Men treated with immune checkpoint inhibitors had a pooled OS HR of 0.72 (95% CI, 0.65-0.79) compared with males treated in control groups, whereas women treated with immune checkpoint inhibitors had a pooled OS HR of 0.86 (95% CI, 0.79-0.93) compared with females in control groups.
Conforti and colleagues reported a significant difference in efficacy between men and women who received immune checkpoint inhibitors (P = .0019).
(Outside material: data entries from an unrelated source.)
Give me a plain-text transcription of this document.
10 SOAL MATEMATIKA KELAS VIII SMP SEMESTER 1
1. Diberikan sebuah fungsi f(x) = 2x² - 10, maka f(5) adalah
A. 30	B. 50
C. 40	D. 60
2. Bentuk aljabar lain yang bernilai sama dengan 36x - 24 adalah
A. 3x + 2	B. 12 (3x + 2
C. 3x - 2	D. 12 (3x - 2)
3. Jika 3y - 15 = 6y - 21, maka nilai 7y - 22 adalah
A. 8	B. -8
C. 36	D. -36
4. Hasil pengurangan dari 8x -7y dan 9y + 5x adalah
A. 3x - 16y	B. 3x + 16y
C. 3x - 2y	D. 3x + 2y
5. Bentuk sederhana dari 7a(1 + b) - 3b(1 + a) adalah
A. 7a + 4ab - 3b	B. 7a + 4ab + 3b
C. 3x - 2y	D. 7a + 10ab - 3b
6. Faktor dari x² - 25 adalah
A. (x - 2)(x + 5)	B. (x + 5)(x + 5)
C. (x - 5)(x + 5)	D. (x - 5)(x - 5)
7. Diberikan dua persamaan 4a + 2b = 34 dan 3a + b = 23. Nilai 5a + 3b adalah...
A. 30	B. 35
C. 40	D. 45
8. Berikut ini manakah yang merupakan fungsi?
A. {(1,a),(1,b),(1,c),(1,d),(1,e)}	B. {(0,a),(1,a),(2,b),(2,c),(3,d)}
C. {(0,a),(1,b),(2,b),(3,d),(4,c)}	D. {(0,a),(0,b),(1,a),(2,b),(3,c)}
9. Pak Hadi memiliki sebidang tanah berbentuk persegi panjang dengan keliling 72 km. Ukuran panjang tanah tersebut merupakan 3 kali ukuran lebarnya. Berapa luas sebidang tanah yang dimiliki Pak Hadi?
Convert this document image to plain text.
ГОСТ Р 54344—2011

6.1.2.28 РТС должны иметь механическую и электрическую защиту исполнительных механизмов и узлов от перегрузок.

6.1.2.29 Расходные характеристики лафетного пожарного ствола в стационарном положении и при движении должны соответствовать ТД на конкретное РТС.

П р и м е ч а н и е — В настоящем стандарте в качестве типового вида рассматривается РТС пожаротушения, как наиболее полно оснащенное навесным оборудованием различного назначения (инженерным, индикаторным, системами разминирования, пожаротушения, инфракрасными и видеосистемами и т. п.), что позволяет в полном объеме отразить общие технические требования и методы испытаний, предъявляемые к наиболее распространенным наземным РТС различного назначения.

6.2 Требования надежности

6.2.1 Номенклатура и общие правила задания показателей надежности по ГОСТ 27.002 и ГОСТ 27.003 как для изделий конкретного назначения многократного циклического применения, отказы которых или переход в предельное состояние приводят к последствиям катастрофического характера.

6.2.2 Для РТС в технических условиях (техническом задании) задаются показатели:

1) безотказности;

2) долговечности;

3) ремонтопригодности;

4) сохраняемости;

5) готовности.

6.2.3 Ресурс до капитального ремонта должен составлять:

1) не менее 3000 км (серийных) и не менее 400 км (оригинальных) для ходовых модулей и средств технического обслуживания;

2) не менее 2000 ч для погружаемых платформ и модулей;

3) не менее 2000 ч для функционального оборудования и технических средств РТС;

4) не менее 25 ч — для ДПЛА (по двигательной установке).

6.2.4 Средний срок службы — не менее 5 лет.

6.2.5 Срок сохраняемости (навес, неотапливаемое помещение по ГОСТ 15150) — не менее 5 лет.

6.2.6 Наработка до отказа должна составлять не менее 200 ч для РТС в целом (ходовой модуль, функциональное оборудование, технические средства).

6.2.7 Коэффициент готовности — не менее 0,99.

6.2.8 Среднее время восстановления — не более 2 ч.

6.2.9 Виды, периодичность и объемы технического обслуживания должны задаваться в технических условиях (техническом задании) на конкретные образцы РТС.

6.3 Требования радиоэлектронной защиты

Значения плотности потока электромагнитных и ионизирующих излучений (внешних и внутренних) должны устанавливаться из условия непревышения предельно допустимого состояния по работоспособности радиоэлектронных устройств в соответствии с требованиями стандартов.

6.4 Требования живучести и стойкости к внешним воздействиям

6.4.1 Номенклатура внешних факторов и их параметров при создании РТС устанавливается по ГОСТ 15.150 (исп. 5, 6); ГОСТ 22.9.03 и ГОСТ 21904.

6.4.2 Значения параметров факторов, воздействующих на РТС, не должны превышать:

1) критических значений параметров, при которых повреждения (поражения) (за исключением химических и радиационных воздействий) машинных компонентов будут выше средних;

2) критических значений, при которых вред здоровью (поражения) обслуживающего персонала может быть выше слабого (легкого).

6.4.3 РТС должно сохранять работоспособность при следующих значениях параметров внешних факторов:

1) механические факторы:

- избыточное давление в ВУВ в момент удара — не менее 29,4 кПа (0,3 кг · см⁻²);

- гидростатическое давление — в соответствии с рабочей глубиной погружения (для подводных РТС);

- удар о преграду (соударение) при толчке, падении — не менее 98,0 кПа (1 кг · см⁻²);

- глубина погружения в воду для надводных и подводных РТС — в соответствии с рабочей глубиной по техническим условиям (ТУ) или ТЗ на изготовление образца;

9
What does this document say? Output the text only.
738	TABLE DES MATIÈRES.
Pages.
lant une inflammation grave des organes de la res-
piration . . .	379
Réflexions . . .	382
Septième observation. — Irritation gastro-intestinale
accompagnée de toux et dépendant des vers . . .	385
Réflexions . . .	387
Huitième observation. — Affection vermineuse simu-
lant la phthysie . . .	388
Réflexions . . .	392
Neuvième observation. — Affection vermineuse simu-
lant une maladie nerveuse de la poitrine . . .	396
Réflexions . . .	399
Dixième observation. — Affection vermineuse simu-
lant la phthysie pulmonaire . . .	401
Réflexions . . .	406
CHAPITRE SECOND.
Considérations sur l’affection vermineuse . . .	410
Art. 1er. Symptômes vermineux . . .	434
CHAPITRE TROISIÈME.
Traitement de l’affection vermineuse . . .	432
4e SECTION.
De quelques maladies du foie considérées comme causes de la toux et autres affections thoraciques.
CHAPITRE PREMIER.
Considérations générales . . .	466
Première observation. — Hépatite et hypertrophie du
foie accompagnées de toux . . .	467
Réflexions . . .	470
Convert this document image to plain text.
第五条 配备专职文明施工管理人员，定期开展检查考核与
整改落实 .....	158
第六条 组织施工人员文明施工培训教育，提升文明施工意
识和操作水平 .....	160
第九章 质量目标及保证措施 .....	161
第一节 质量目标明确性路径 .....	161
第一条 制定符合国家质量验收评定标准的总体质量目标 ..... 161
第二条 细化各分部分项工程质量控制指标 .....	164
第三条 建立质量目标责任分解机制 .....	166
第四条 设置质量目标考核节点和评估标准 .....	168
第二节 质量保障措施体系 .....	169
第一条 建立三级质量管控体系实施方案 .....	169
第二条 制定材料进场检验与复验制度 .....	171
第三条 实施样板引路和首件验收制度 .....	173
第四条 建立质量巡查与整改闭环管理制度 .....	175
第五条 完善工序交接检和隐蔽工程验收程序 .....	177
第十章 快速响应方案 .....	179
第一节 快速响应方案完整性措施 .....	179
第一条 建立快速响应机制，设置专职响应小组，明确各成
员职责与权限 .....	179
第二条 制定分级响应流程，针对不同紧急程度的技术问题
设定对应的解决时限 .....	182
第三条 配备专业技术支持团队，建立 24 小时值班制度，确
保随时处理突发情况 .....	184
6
The wide variety of solid tumors included in the analysis all have their own confounding baseline characteristics, Omar Abdel-Rahman, MBBCh, MSc, MD, of the department of oncology at University of Calgary Tom Baker Cancer Centre, wrote in an accompanying editorial.
Further, Abdel-Rahman wrote, differing lifestyle and behavioral characteristics may have affected the data.
“Although the article by Conforti and colleagues is a thought-provoking and hypothesis-generating piece of work, caution needs to be exercised before jumping directly to radical conclusions and before changing the current standard of care among approved indications for immune checkpoint inhibitors,” Abdel-Rahman wrote. “Female patients who are otherwise indicated for treatment with any immune checkpoint inhibitor should not be denied treatment solely on the basis of these findings. Further prospective studies that are disease specific and that account thoroughly for potential confounders are needed before a final judgment can be made about the effect of the patient’s sex on the efficacy of immune checkpoint inhibitors.” – by Andy Polhamus
Disclosures: The authors and Abdel-Rahman report no relevant financial disclosures.